His reception on the seventh floor was about as gracious. Inside room 750—the homicide suite—the rest of the detectives reacted to him as if he had just come back after a drunken binge. Some looked heavenward. Others looked in the opposite direction, shaking their heads, and others shrugged at him, as if saying “what can you do?” As he turned into his cubicle his long-time friend and occasional partner, Frank DiGeorgio, pulled his forefinger across his throat, his teeth clenched.
Strewn across Harry’s blotter were enough messages to start papering his walls. Each said about the same thing, but with increasing amounts of intensity. The basic message was: “Go to the head office. Do not pass ‘Go,’ do not collect two hundred dollars.”
Lieutenant Al Bressler was waiting for him. Harry’s immediate superior was a tough old pro, like Callahan, except that he harbored a slight streak of fear that kept him firmly under the thumb of the higher-ups. Unlike Callahan, he was worried about his pension and his retirement. These concerns had taken their physical toll on the lieutenant. He was only a few inches shorter than Harry, but looked even more because of his slightly stooped shoulders and a posture which said he’d been carrying the weight of the world on his shoulders for too long.
In addition, the vests of his three-piece suits were getting strained by the spare tire that was slowly but surely turning from a “bias ply” into a “steel-belted radial.” His longish black and gray hair was unusually unkempt this morning and his normally calm brown eyes were bloodshot.
“You know what you are, Callahan?” Bressler cracked without looking up, as soon as Harry entered and closed the door behind him. “You’re a fucking magnet, that’s what you are,” the Lieutenant answered before Harry had a chance to speak. He looked up then and rose from behind his desk, his fists flat on the surface. “Wherever you go, whatever you do, crime seems irresistibly attracted to you. Violence is your lover, Harry. As soon as we take you away from it, put you on a harmless fact-gathering detail, it comes looking for you, leaving bodies from your house to Chinatown and back.”
“I didn’t ask for trouble, Lieutenant,” Harry said.
“That’s what so incredible, Harry,” Bressler replied. “I know that. I know you don’t go out of your way to find trouble. It just seems to find you. But try to explain that to Captain Avery. Try to explain that to Captain McKay. Try to explain that to the chief and the commissioner! They seem to think you’re some kind of goddamn Charles Bronson in
Death Wish,
for Christ’s sake!”
“Well, it’s not like my file is full of saving cats from trees,” Harry admitted.
“You’ve got a tiger by the tail this time, Harry,” Bressler said, growing serious. “The drug smugglers were a clean bust. Those guys were suspected of murdering several crewsful of pleasure boaters, but the guy you shot outside your apartment could be trouble.”
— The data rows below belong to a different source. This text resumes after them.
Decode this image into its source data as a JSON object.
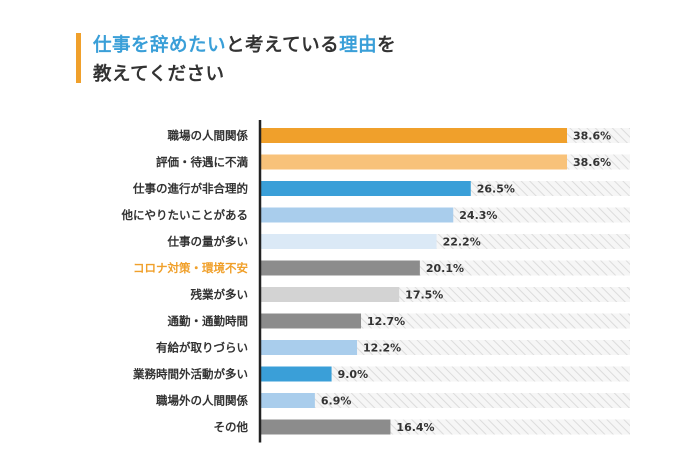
{
  "header": {
    "title_parts": [
      "仕事を辞めたい",
      "と考えている",
      "理由",
      "を"
    ],
    "title_line2": "教えてください",
    "accent_color": "#f0a02b",
    "highlight_color": "#3a9fd8"
  },
  "chart_data": {
    "type": "bar",
    "orientation": "horizontal",
    "xlim": [
      0,
      100
    ],
    "categories": [
      "職場の人間関係",
      "評価・待遇に不満",
      "仕事の進行が非合理的",
      "他にやりたいことがある",
      "仕事の量が多い",
      "コロナ対策・環境不安",
      "残業が多い",
      "通勤・通勤時間",
      "有給が取りづらい",
      "業務時間外活動が多い",
      "職場外の人間関係",
      "その他"
    ],
    "values": [
      38.6,
      38.6,
      26.5,
      24.3,
      22.2,
      20.1,
      17.5,
      12.7,
      12.2,
      9.0,
      6.9,
      16.4
    ],
    "value_labels": [
      "38.6%",
      "38.6%",
      "26.5%",
      "24.3%",
      "22.2%",
      "20.1%",
      "17.5%",
      "12.7%",
      "12.2%",
      "9.0%",
      "6.9%",
      "16.4%"
    ],
    "bar_colors": [
      "#f0a02b",
      "#f8c27a",
      "#3a9fd8",
      "#a9cdec",
      "#dbe9f6",
      "#8c8c8c",
      "#d3d3d3",
      "#8c8c8c",
      "#a9cdec",
      "#3a9fd8",
      "#a9cdec",
      "#8c8c8c"
    ],
    "highlighted_category": "コロナ対策・環境不安",
    "highlight_label_color": "#f0a02b"
  }
}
“What do you mean?” Harry asked.
“The coroner says he was Jap. As near as I can figure he must be a member of one of these Oriental street gangs that have been driving us crazy all these years. You know the setup, Harry. It’s a closed society in Chinatown. We couldn’t do anything about the mess down there if we wanted to. Hell, it’s better if we don’t! We start messing around and a lot of innocents’ll get hurt.”